Elle est allée chercher des réponses à ses questions à l’école du Colibri, installée dans une ferme agro écologique en pleine nature. Dans cette école, au même programme scolaire que les écoles publiques, la priorité est donnée à l’humain, à la coopération et à tout ce qui est vivant.

On y apprend aux enfants « à réfléchir, à s’écouter, à avoir confiance en eux, à respecter la singularité de chacun, à construire une pensée collective, sans se mettre en compétition ».

Ils apprennent aussi à faire avec la nature et à la préserver. Ils s’occupent d’un jardin potager et sont en interaction constante avec chaque corps de métier de la ferme.

Marine a envie de montrer avec ce film « quels enfants ce type d’apprentissage génèreIls intègrent de vraies valeurs humaines et cela fera des adultes plus conscients et respectueux de l’autre et de l’environnement ».

Ce qui l’inspire avant tout c’est de « parler d’humain, d’aller vers les autres pour rencontrer des personnalités différentes, des histoires de vies, des gens singuliers et banals à la fois mais aussi, comment on fait pour s’inscrire au monde avec ce que l’on est ».

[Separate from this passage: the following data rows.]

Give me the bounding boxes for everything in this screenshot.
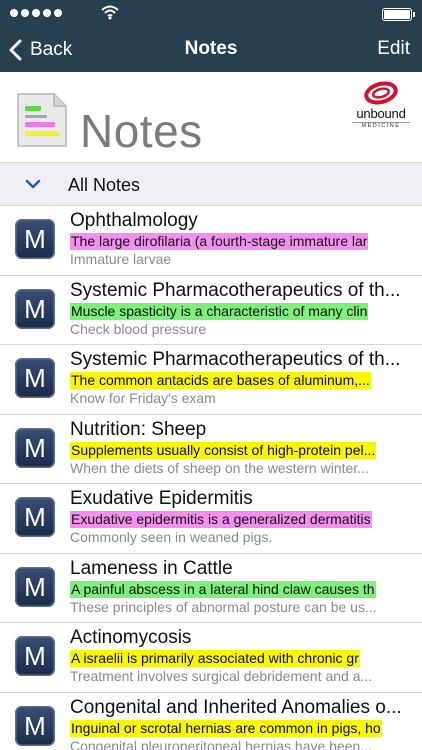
note-subtitle: Commonly seen in weaned pigs. [70,529,273,545]
status-bar [0,0,422,28]
merck-m-icon: M [15,358,55,398]
note-subtitle: When the diets of sheep on the western w… [70,459,369,476]
note-subtitle: Treatment involves surgical debridement … [70,668,373,684]
note-subtitle: Immature larvae [70,251,172,267]
note-highlight: Exudative epidermitis is a generalized d… [70,511,372,528]
merck-m-icon: M [15,566,55,607]
note-row[interactable]: M Congenital and Inherited Anomalies o..… [0,692,422,750]
wifi-icon [101,5,119,20]
merck-m-icon: M [15,427,55,468]
note-row[interactable]: M Nutrition: Sheep Supplements usually c… [0,414,422,484]
note-row[interactable]: M Lameness in Cattle A painful abscess i… [0,553,422,623]
logo-name: unbound [356,106,406,121]
note-subtitle: Check blood pressure [70,320,207,337]
navigation-bar: Back Notes Edit [0,28,422,72]
note-highlight: The large dirofilaria (a fourth-stage im… [70,233,369,250]
note-title: Congenital and Inherited Anomalies o... [70,696,402,718]
note-row[interactable]: M Ophthalmology The large dirofilaria (a… [0,206,422,276]
logo-swirl-icon [364,81,398,105]
merck-m-icon: M [15,288,55,329]
note-subtitle: These principles of abnormal posture can… [70,598,377,615]
notes-icon [17,93,67,147]
page-header: Notes unbound MEDICINE [0,72,422,162]
note-highlight: A israelii is primarily associated with … [70,650,360,667]
note-title: Lameness in Cattle [70,557,233,579]
note-row[interactable]: M Systemic Pharmacotherapeutics of th...… [0,345,422,415]
all-notes-section-header[interactable]: All Notes [0,162,422,206]
note-highlight: Inguinal or scrotal hernias are common i… [70,719,382,737]
unbound-medicine-logo: unbound MEDICINE [352,80,410,129]
note-title: Actinomycosis [70,627,192,648]
signal-dots-icon [10,9,62,17]
edit-button[interactable]: Edit [377,38,410,60]
note-highlight: Muscle spasticity is a characteristic of… [70,302,369,320]
notes-list: M Ophthalmology The large dirofilaria (a… [0,206,422,750]
merck-m-icon: M [15,497,55,537]
note-title: Ophthalmology [70,210,198,231]
page-title: Notes [80,105,203,157]
note-highlight: The common antacids are bases of aluminu… [70,372,371,389]
note-row[interactable]: M Systemic Pharmacotherapeutics of th...… [0,275,422,345]
note-title: Exudative Epidermitis [70,488,253,509]
merck-m-icon: M [15,705,55,746]
merck-m-icon: M [15,636,55,676]
note-highlight: Supplements usually consist of high-prot… [70,441,377,459]
note-title: Nutrition: Sheep [70,418,207,440]
note-highlight: A painful abscess in a lateral hind claw… [70,580,376,598]
section-label: All Notes [68,175,141,195]
logo-subtitle: MEDICINE [352,122,410,129]
note-subtitle: Know for Friday's exam [70,390,216,406]
merck-m-icon: M [15,219,55,259]
note-subtitle: Congenital pleuroperitoneal hernias have… [70,737,372,750]
battery-icon [382,8,415,21]
chevron-down-icon [25,179,41,189]
nav-title: Notes [184,38,238,59]
note-title: Systemic Pharmacotherapeutics of th... [70,349,401,370]
note-row[interactable]: M Exudative Epidermitis Exudative epider… [0,484,422,554]
note-title: Systemic Pharmacotherapeutics of th... [70,279,401,301]
note-row[interactable]: M Actinomycosis A israelii is primarily … [0,623,422,693]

Concernant son parcours de femme, « je ne sais pas si mon parcours aurait été différent si j’avais été un homme. Tout mon cursus scolaire s’est fait dans des classes à grande majorité féminine. Lorsque j’ai intégré le milieu professionnel par le biais de la collection En sortant de l’école, nous étions à nouveau en grande majorité des femmes (1 réalisateur et 12 réalisatrices…). Peut-être qu’historiquement les hommes sont moins encouragés à exprimer leurs émotions, à être dans la sensibilité, l’altruisme, et ce sont ces valeurs qui ont guidé mes choix professionnels. C’est peut-être pour cela que je me suis toujours sentie à ma place : une femme à l’écoute et sensible…Haha, Je n’ai rien révolutionné ! 

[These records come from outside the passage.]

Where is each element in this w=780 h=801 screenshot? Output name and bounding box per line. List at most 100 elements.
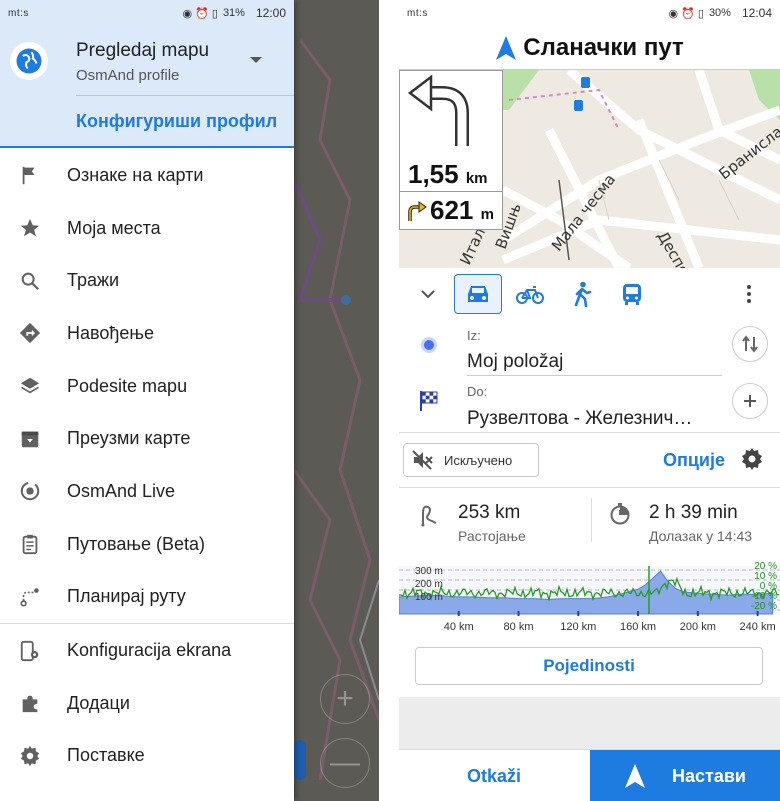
start-navigation-button[interactable]: Настави bbox=[590, 750, 780, 801]
chevron-down-icon[interactable] bbox=[250, 57, 262, 63]
then-turn-value: 621 bbox=[430, 195, 474, 225]
cancel-button[interactable]: Otkaži bbox=[399, 750, 589, 801]
x-tick-label: 80 km bbox=[504, 621, 534, 633]
route-to-row[interactable]: Do: Рузвелтова - Железнич… bbox=[399, 378, 780, 432]
menu-item-label: Podesite mapu bbox=[67, 375, 188, 396]
sound-toggle-button[interactable]: Искључено bbox=[403, 443, 539, 477]
add-waypoint-button[interactable] bbox=[732, 383, 768, 419]
sound-toggle-label: Искључено bbox=[444, 452, 513, 468]
menu-item-label: Навођење bbox=[67, 322, 155, 343]
start-navigation-label: Настави bbox=[672, 765, 746, 786]
options-button[interactable]: Опције bbox=[663, 450, 725, 471]
plus-icon bbox=[744, 395, 756, 407]
x-tick-label: 120 km bbox=[560, 621, 596, 633]
route-summary: 253 km Растојање 2 h 39 min Долазак у 14… bbox=[399, 488, 780, 552]
header-divider bbox=[76, 95, 294, 96]
menu-item-label: Konfiguracija ekrana bbox=[67, 640, 232, 661]
gear-icon bbox=[18, 744, 42, 768]
route-from-row[interactable]: Iz: Мој položaj bbox=[399, 322, 780, 378]
bottom-spacer bbox=[399, 697, 780, 749]
x-tick-label: 200 km bbox=[680, 621, 716, 633]
x-tick-label: 160 km bbox=[620, 621, 656, 633]
route-distance: 253 km bbox=[458, 502, 521, 523]
menu-item-label: Поставке bbox=[67, 745, 145, 766]
puzzle-icon bbox=[18, 691, 42, 715]
sound-off-icon bbox=[412, 450, 433, 470]
menu-item-label: OsmAnd Live bbox=[67, 480, 176, 501]
flag-icon bbox=[18, 163, 42, 187]
screen-config-icon bbox=[18, 639, 42, 663]
menu-item-label: Ознаке на карти bbox=[67, 164, 204, 185]
bus-icon bbox=[623, 284, 641, 305]
route-options-bar: Искључено Опције bbox=[399, 432, 780, 488]
route-time: 2 h 39 min bbox=[649, 502, 738, 523]
then-turn-unit: m bbox=[480, 206, 494, 223]
x-tick-label: 40 km bbox=[444, 621, 474, 633]
details-button[interactable]: Pojedinosti bbox=[415, 647, 763, 685]
navigation-arrow-icon bbox=[625, 764, 645, 788]
menu-item-map-markers[interactable]: Ознаке на карти bbox=[0, 149, 294, 202]
y-tick-left: 200 m bbox=[415, 579, 443, 590]
y-tick-left: 300 m bbox=[415, 566, 443, 577]
battery-level: 31% bbox=[222, 7, 245, 19]
zoom-in-button[interactable]: + bbox=[320, 674, 370, 724]
menu-item-configure-map[interactable]: Podesite mapu bbox=[0, 360, 294, 413]
y-tick-left: 100 m bbox=[415, 592, 443, 603]
stopwatch-icon bbox=[610, 503, 630, 525]
menu-item-screen-config[interactable]: Konfiguracija ekrana bbox=[0, 624, 294, 677]
then-turn-panel: 621 m bbox=[399, 192, 503, 230]
configure-profile-link[interactable]: Конфигуриши профил bbox=[76, 111, 277, 132]
swap-button[interactable] bbox=[732, 326, 768, 362]
zoom-out-button[interactable]: — bbox=[320, 738, 370, 788]
car-icon bbox=[468, 286, 488, 302]
then-turn-distance: 621 m bbox=[430, 195, 494, 226]
menu-item-osmand-live[interactable]: OsmAnd Live bbox=[0, 465, 294, 518]
profile-subtitle: OsmAnd profile bbox=[76, 67, 180, 84]
mode-car-button[interactable] bbox=[454, 274, 502, 314]
clock: 12:00 bbox=[255, 6, 286, 20]
star-icon bbox=[18, 216, 42, 240]
menu-item-label: Путовање (Beta) bbox=[67, 533, 206, 554]
settings-gear-icon[interactable] bbox=[740, 447, 764, 471]
mode-bicycle-button[interactable] bbox=[506, 274, 554, 314]
bottom-action-bar: Otkaži Настави bbox=[399, 749, 780, 801]
menu-item-label: Додаци bbox=[67, 692, 130, 713]
turn-left-arrow-icon bbox=[407, 74, 469, 146]
menu-item-settings[interactable]: Поставке bbox=[0, 730, 294, 783]
menu-item-navigation[interactable]: Навођење bbox=[0, 307, 294, 360]
mode-pedestrian-button[interactable] bbox=[558, 274, 606, 314]
status-icons: ◉ ⏰ ▯ bbox=[668, 7, 704, 20]
globe-icon[interactable] bbox=[10, 42, 48, 80]
more-options-icon[interactable] bbox=[746, 284, 752, 304]
status-bar: mt:s ◉ ⏰ ▯ 30% 12:04 bbox=[399, 0, 780, 26]
profile-title[interactable]: Pregledaj mapu bbox=[76, 40, 209, 62]
next-turn-panel[interactable]: 1,55 km bbox=[399, 70, 503, 192]
menu-item-plan-route[interactable]: Планирај руту bbox=[0, 571, 294, 624]
right-screen: mt:s ◉ ⏰ ▯ 30% 12:04 Сланачки пут Бранис… bbox=[399, 0, 780, 801]
turn-distance-unit: km bbox=[465, 170, 488, 187]
from-value[interactable]: Мој položaj bbox=[467, 351, 563, 373]
elevation-chart[interactable]: 300 m 200 m 100 m 20 % 10 % 0 % -10 % -20 % 40 k… bbox=[399, 556, 780, 638]
bicycle-icon bbox=[516, 286, 544, 304]
elevation-chart-svg: 300 m200 m100 m20 %10 %0 %-10 %-20 %40 k… bbox=[399, 561, 780, 633]
drawer-menu: Ознаке на карти Моја места Тражи Навођењ… bbox=[0, 149, 294, 782]
menu-item-download-maps[interactable]: Преузми карте bbox=[0, 412, 294, 465]
pedestrian-icon bbox=[574, 281, 592, 307]
screen-gap bbox=[379, 0, 399, 801]
mode-bus-button[interactable] bbox=[608, 274, 656, 314]
route-distance-label: Растојање bbox=[458, 528, 526, 544]
menu-item-search[interactable]: Тражи bbox=[0, 254, 294, 307]
swap-icon bbox=[742, 335, 758, 353]
search-icon bbox=[18, 269, 42, 293]
to-value[interactable]: Рузвелтова - Железнич… bbox=[467, 408, 692, 430]
live-update-icon bbox=[18, 479, 42, 503]
status-icons: ◉ ⏰ ▯ bbox=[182, 7, 218, 20]
collapse-chevron-icon[interactable] bbox=[419, 285, 437, 303]
menu-item-travel[interactable]: Путовање (Beta) bbox=[0, 518, 294, 571]
turn-right-arrow-icon bbox=[408, 201, 427, 221]
x-tick-label: 240 km bbox=[740, 621, 776, 633]
menu-item-my-places[interactable]: Моја места bbox=[0, 202, 294, 255]
navigation-arrow-icon bbox=[496, 35, 517, 60]
menu-item-plugins[interactable]: Додаци bbox=[0, 677, 294, 730]
to-label: Do: bbox=[467, 384, 488, 399]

J’ai le sentiment que les hommes occupent beaucoup les postes techniques, qui exigent une certaine maitrise et performance… ou alors ils sont réalisateurs sur de gros projets. Encore une fois, la société a de quoi changer pour que nous nous sentions tous légitimes à être à la place qui nous correspond. Je m’estime chanceuse de n’avoir jamais vécu mon identité sexuelle comme un frein dans ma carrière professionnelle. Alors, vive les hommes sensibles et les femmes performantes ! Et vice-versa… ».